Покров над Троицей - стр. 18
–Дуня! Дуняша! – кинулся Ивашка к подружке.
–Охолонись, – хмуро отстранил его Игнат, – давай аккуратно на бок перевернем, осмотреть надоть…
Вся ткань на спине была красна, от лопатки до пояса шёл ровный, как по ниточке, разрез, откуда сочилась густая тёмно-кровавая масса. Ивашка не выдержал и отвернулся. Игнат скрипнул зубами, сорвал с себя кафтан, снял рубаху, сложил вчетверо и приложил к кровоточащей ране.
–Держи так! Не отпускай! – скомандовал он сомлевшему товарищу, а сам, подхватив бердыш, принялся выбирать и рубить прямые ветки лещины.
Уложив на бердыш и мушкет охапку прутьев, аккуратно опустив на это подобие носилок лёгонькое, почти невесомое тельце, они торопливо несли его к монастырю, опасливо поглядывая на вражеские сотни, собирающиеся на противоположном берегу Вондюги.
–Отчего она молчит, Игнат? Почему ничего не говорит? – глотая слёзы, бубнил Ивашка, спотыкаясь о кочки и камни.
–Осторожней, сиволап, – хмуро отвечал Игнат, – не капусту несёшь. Одной ногой со мной ступай, растрясём же. К лекарю её надо. Только плохо всё… Видишь, не стонет даже. Ох, беда-беда…
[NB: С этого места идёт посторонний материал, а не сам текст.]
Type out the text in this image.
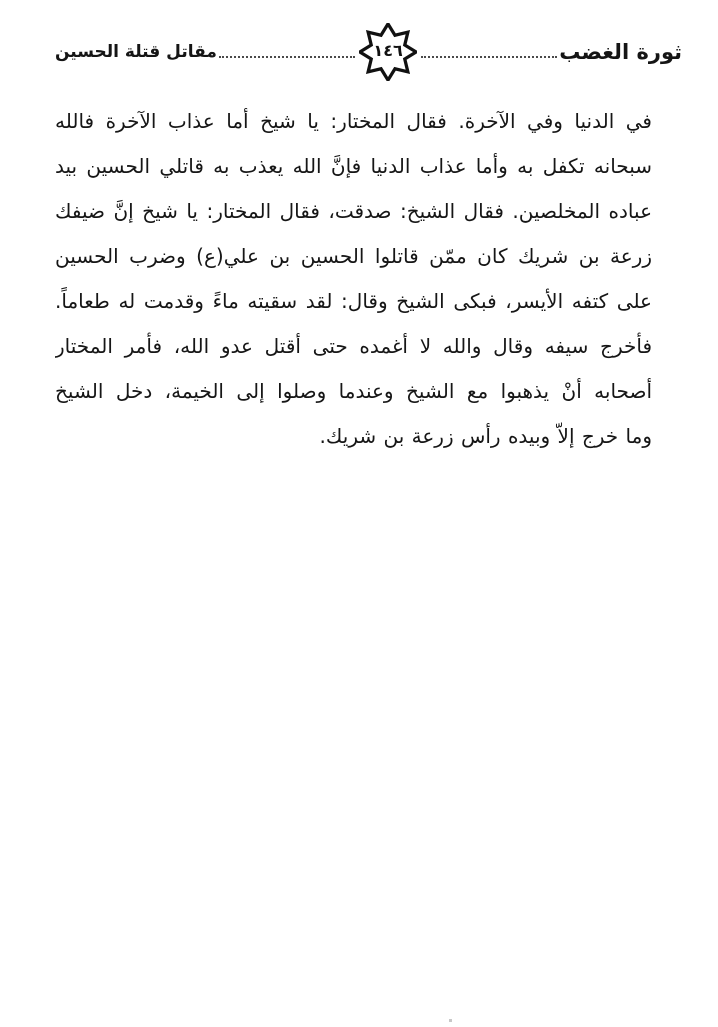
ثورة الغضب
١٤٦
مقاتل قتلة الحسين
في الدنيا وفي الآخرة. فقال المختار: يا شيخ أما عذاب الآخرة فالله
سبحانه تكفل به وأما عذاب الدنيا فإنَّ الله يعذب به قاتلي الحسين بيد
عباده المخلصين. فقال الشيخ: صدقت، فقال المختار: يا شيخ إنَّ ضيفك
زرعة بن شريك كان ممّن قاتلوا الحسين بن علي(ع) وضرب الحسين
على كتفه الأيسر، فبكى الشيخ وقال: لقد سقيته ماءً وقدمت له طعاماً.
فأخرج سيفه وقال والله لا أغمده حتى أقتل عدو الله، فأمر المختار
أصحابه أنْ يذهبوا مع الشيخ وعندما وصلوا إلى الخيمة، دخل الشيخ
وما خرج إلاّ وبيده رأس زرعة بن شريك.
Монастырь встретил юношей набатом и плачем. Убитых было много. Тела уложили у ворот Троицкого собора, и их отпевали сразу несколько священников. Женщины выли и причитали. Мужики стояли, ломая шапки и пряча друг от друга глаза.
–Ну что, михрютки сиволапые, пятигузы суемудрые, – кричал им в лицо Голохвастов, осаживая гарцующего под ним коня, – ослушались повеления? Говорил же вам, окаянным, за ворота ни ногой! Испробовали польской милости? Все эти смертушки – на вашей совести! Как искупать будете?
Селяне бычились, клонили головы к земле, ничего не отвечая на обидные, но справедливые слова младшего воеводы.
–Да что там думать, мужики! – возвысил голос один из них, зажиточный, в добротном сермяжном армяке и мягких сапогах с короткими голенищами. – Ополчаться нам сам Бог велит. Бить челом перед воеводами о даровании оружия с обещанием держать его крепко, а латинян лупить так, чтобы из них пух и перья летели.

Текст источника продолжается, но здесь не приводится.